Klar (1) steht besser da, LUCKY HIM, aber soooo viel schlechter steht (2) auch nicht da! Und dies beschreibt den Extremfall mit volle Kanne Kapital sofort zum best- und schlechtmöglichsten Zeitpunkt rein. Macht kaum einer, eher stetiges Investieren.
Meine persönliche, grundsätzliche Lehre:
Langfristig nicht gebrauchtes Kapital = 100% investiert = Cashquote Null
Weiter oben schrieb ich was vom Versuchen Cashquote > Null zu generieren, aber ach, was soll der hassle? Das aktuelle WEC Experiment (Cashquote > Null um WEC billiger abzugreifen, weil ich soooooo schlau bin .... ) macht mich auch nicht wirklich ... zufrieden?
___________
*
"Let’s take a look at what that would have done for you over the following 28 years.
Let’s say you decided to put all $20,000 in the Vanguard 500 Index Fund (VFINX), which is an index fund based on the S&P 500. And let’s say you gave it one day for things to cool off and put all $20K in on October 20, 1987. If we fast-forward to August 21, 2015, you’d have $293,128 sitting there for you. That’s an annualized return of 10.12%. Boy, you’d owe your best friend a lot of money, right?
Not quite.
Compare that to the person who lacked a crystal ball and decided to invest all $20K in VFINX the very Friday before Black Monday, on October 16, 1987. Just imagine the feeling in that person’s stomach when they woke up Monday to find out that their investment just took a major haircut. Well, this is where time in the market comes to save the day.
That same $20K invested in VFINX on October 16, 1987 would currently be worth $245,530. That’s an annualized return of 9.42%.

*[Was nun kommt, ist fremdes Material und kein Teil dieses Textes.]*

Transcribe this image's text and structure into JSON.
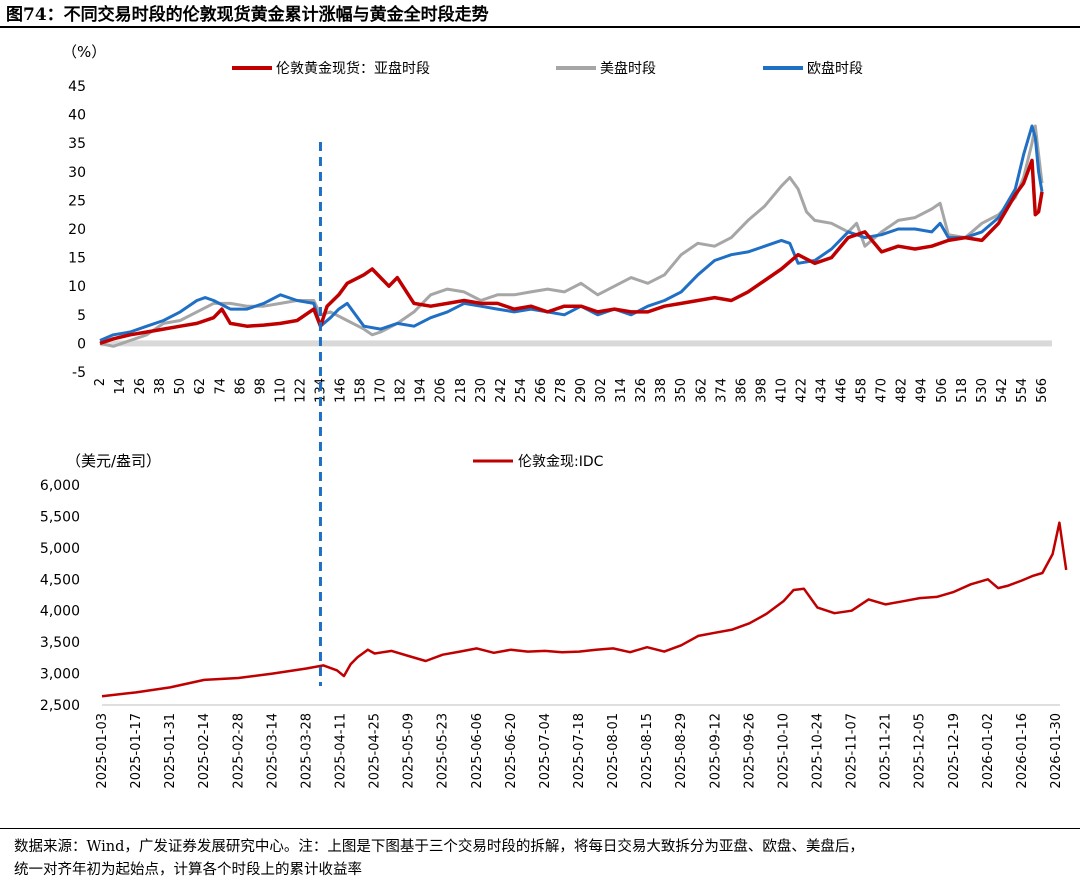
{
  "title": "图74：不同交易时段的伦敦现货黄金累计涨幅与黄金全时段走势",
  "footnote": {
    "line1": "数据来源：Wind，广发证券发展研究中心。注：上图是下图基于三个交易时段的拆解，将每日交易大致拆分为亚盘、欧盘、美盘后，",
    "line2": "统一对齐年初为起始点，计算各个时段上的累计收益率"
  },
  "colors": {
    "asia": "#C00000",
    "us": "#A6A6A6",
    "eu": "#1F6FC5",
    "marker": "#1F6FC5"
  },
  "chart_data": [
    {
      "type": "line",
      "title": "",
      "ylabel": "（%）",
      "xlabel": "",
      "ylim": [
        -5,
        45
      ],
      "yticks": [
        "45",
        "40",
        "35",
        "30",
        "25",
        "20",
        "15",
        "10",
        "5",
        "0",
        "-5"
      ],
      "xticks": [
        "2",
        "14",
        "26",
        "38",
        "50",
        "62",
        "74",
        "86",
        "98",
        "110",
        "122",
        "134",
        "146",
        "158",
        "170",
        "182",
        "194",
        "206",
        "218",
        "230",
        "242",
        "254",
        "266",
        "278",
        "290",
        "302",
        "314",
        "326",
        "338",
        "350",
        "362",
        "374",
        "386",
        "398",
        "410",
        "422",
        "434",
        "446",
        "458",
        "470",
        "482",
        "494",
        "506",
        "518",
        "530",
        "542",
        "554",
        "566"
      ],
      "x_range": [
        2,
        572
      ],
      "marker_x": 134,
      "series": [
        {
          "name": "伦敦黄金现货：亚盘时段",
          "key": "asia",
          "x": [
            2,
            10,
            20,
            30,
            40,
            50,
            60,
            70,
            75,
            80,
            90,
            100,
            110,
            120,
            130,
            134,
            138,
            145,
            150,
            160,
            165,
            170,
            175,
            180,
            190,
            200,
            210,
            220,
            230,
            240,
            250,
            260,
            270,
            280,
            290,
            300,
            310,
            320,
            330,
            340,
            350,
            360,
            370,
            380,
            390,
            400,
            410,
            420,
            430,
            440,
            450,
            455,
            460,
            470,
            480,
            490,
            500,
            510,
            520,
            530,
            540,
            550,
            555,
            560,
            562,
            564,
            566
          ],
          "y": [
            0,
            0.8,
            1.5,
            2.0,
            2.5,
            3.0,
            3.5,
            4.5,
            6.0,
            3.5,
            3.0,
            3.2,
            3.5,
            4.0,
            6.0,
            3.0,
            6.5,
            8.5,
            10.5,
            12.0,
            13.0,
            11.5,
            10.0,
            11.5,
            7.0,
            6.5,
            7.0,
            7.5,
            7.0,
            7.0,
            6.0,
            6.5,
            5.5,
            6.5,
            6.5,
            5.5,
            6.0,
            5.5,
            5.5,
            6.5,
            7.0,
            7.5,
            8.0,
            7.5,
            9.0,
            11.0,
            13.0,
            15.5,
            14.0,
            15.0,
            18.5,
            19.0,
            19.5,
            16.0,
            17.0,
            16.5,
            17.0,
            18.0,
            18.5,
            18.0,
            21.0,
            26.0,
            28.0,
            32.0,
            22.5,
            23.0,
            26.5
          ]
        },
        {
          "name": "美盘时段",
          "key": "us",
          "x": [
            2,
            10,
            20,
            30,
            40,
            50,
            60,
            70,
            80,
            90,
            100,
            110,
            120,
            130,
            134,
            140,
            150,
            160,
            165,
            170,
            180,
            190,
            200,
            210,
            220,
            230,
            240,
            250,
            260,
            270,
            280,
            290,
            300,
            310,
            320,
            330,
            340,
            350,
            360,
            370,
            380,
            390,
            400,
            410,
            415,
            420,
            425,
            430,
            440,
            450,
            455,
            460,
            470,
            480,
            490,
            500,
            505,
            510,
            520,
            530,
            540,
            550,
            555,
            560,
            562,
            564,
            566
          ],
          "y": [
            0,
            -0.5,
            0.5,
            1.5,
            3.5,
            4.0,
            5.5,
            7.0,
            7.0,
            6.5,
            6.5,
            7.0,
            7.5,
            7.5,
            5.0,
            5.5,
            4.0,
            2.5,
            1.5,
            2.0,
            3.5,
            5.5,
            8.5,
            9.5,
            9.0,
            7.5,
            8.5,
            8.5,
            9.0,
            9.5,
            9.0,
            10.5,
            8.5,
            10.0,
            11.5,
            10.5,
            12.0,
            15.5,
            17.5,
            17.0,
            18.5,
            21.5,
            24.0,
            27.5,
            29.0,
            27.0,
            23.0,
            21.5,
            21.0,
            19.5,
            21.0,
            17.0,
            19.5,
            21.5,
            22.0,
            23.5,
            24.5,
            19.0,
            18.5,
            21.0,
            22.5,
            25.5,
            29.0,
            35.0,
            38.0,
            33.0,
            28.0
          ]
        },
        {
          "name": "欧盘时段",
          "key": "eu",
          "x": [
            2,
            10,
            20,
            30,
            40,
            50,
            60,
            65,
            70,
            80,
            90,
            100,
            110,
            120,
            130,
            134,
            140,
            145,
            150,
            155,
            160,
            170,
            180,
            190,
            200,
            210,
            220,
            230,
            240,
            250,
            260,
            270,
            280,
            290,
            300,
            310,
            320,
            330,
            340,
            350,
            360,
            370,
            380,
            390,
            400,
            410,
            415,
            420,
            430,
            440,
            450,
            455,
            460,
            470,
            480,
            490,
            500,
            505,
            510,
            520,
            530,
            540,
            550,
            555,
            560,
            562,
            564,
            566
          ],
          "y": [
            0.5,
            1.5,
            2.0,
            3.0,
            4.0,
            5.5,
            7.5,
            8.0,
            7.5,
            6.0,
            6.0,
            7.0,
            8.5,
            7.5,
            7.0,
            3.0,
            4.5,
            6.0,
            7.0,
            5.0,
            3.0,
            2.5,
            3.5,
            3.0,
            4.5,
            5.5,
            7.0,
            6.5,
            6.0,
            5.5,
            6.0,
            5.5,
            5.0,
            6.5,
            5.0,
            6.0,
            5.0,
            6.5,
            7.5,
            9.0,
            12.0,
            14.5,
            15.5,
            16.0,
            17.0,
            18.0,
            17.5,
            14.0,
            14.5,
            16.5,
            19.5,
            19.0,
            18.5,
            19.0,
            20.0,
            20.0,
            19.5,
            21.0,
            18.5,
            18.5,
            19.5,
            22.0,
            27.0,
            33.0,
            38.0,
            36.0,
            30.0,
            26.5
          ]
        }
      ],
      "marker_rect": {
        "name": "0-line"
      }
    },
    {
      "type": "line",
      "title": "",
      "ylabel": "（美元/盎司）",
      "xlabel": "",
      "ylim": [
        2500,
        6000
      ],
      "yticks": [
        "6,000",
        "5,500",
        "5,000",
        "4,500",
        "4,000",
        "3,500",
        "3,000",
        "2,500"
      ],
      "xticks": [
        "2025-01-03",
        "2025-01-17",
        "2025-01-31",
        "2025-02-14",
        "2025-02-28",
        "2025-03-14",
        "2025-03-28",
        "2025-04-11",
        "2025-04-25",
        "2025-05-09",
        "2025-05-23",
        "2025-06-06",
        "2025-06-20",
        "2025-07-04",
        "2025-07-18",
        "2025-08-01",
        "2025-08-15",
        "2025-08-29",
        "2025-09-12",
        "2025-09-26",
        "2025-10-10",
        "2025-10-24",
        "2025-11-07",
        "2025-11-21",
        "2025-12-05",
        "2025-12-19",
        "2026-01-02",
        "2026-01-16",
        "2026-01-30"
      ],
      "marker_tick_index": 7.0,
      "series": [
        {
          "name": "伦敦金现:IDC",
          "key": "asia",
          "x": [
            0,
            1,
            2,
            3,
            4,
            5,
            6,
            6.5,
            6.9,
            7.1,
            7.3,
            7.5,
            7.8,
            8.0,
            8.5,
            9.0,
            9.5,
            10,
            10.5,
            11,
            11.5,
            12,
            12.5,
            13,
            13.5,
            14,
            14.5,
            15,
            15.5,
            16,
            16.5,
            17,
            17.5,
            18,
            18.5,
            19,
            19.5,
            20,
            20.3,
            20.6,
            21,
            21.5,
            22,
            22.5,
            23,
            23.5,
            24,
            24.5,
            25,
            25.5,
            26,
            26.3,
            26.6,
            27,
            27.3,
            27.6,
            27.9,
            28.1,
            28.3
          ],
          "y": [
            2640,
            2700,
            2780,
            2900,
            2930,
            3000,
            3080,
            3130,
            3050,
            2960,
            3150,
            3260,
            3380,
            3320,
            3360,
            3280,
            3200,
            3300,
            3350,
            3400,
            3330,
            3380,
            3350,
            3360,
            3340,
            3350,
            3380,
            3400,
            3340,
            3420,
            3350,
            3450,
            3600,
            3650,
            3700,
            3800,
            3950,
            4150,
            4330,
            4350,
            4050,
            3960,
            4000,
            4180,
            4100,
            4150,
            4200,
            4220,
            4300,
            4420,
            4500,
            4360,
            4400,
            4480,
            4550,
            4600,
            4900,
            5400,
            4650
          ]
        }
      ]
    }
  ]
}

A difference of almost $50,000 shouldn’t be understated, but what do we see here? We see someone who still did incredibly well. An annualized rate of return still near 10%. While I’m not factoring in taxes or inflation, I also factored in a scenario where someone would invest all of their money all in one day, and that day happened to be the very day before one of the worst stock market crashes in history (the crash has its own name, after all).
But investing all of your money on the very worst day possible is highly, highly unlikely. It’s far more likely and reasonable to assume that you’re dollar cost averaging your way into stocks. And this smooths the results out even more, to the point where timing the market is almost negligible.
Time in the market is more important than timing the market because you have control over time in the market. Meanwhile, you can’t control timing the market. Longer periods of time provide an effect where short-term fluctuations almost disappear. The longer the period, the less short-term fluctuations show up."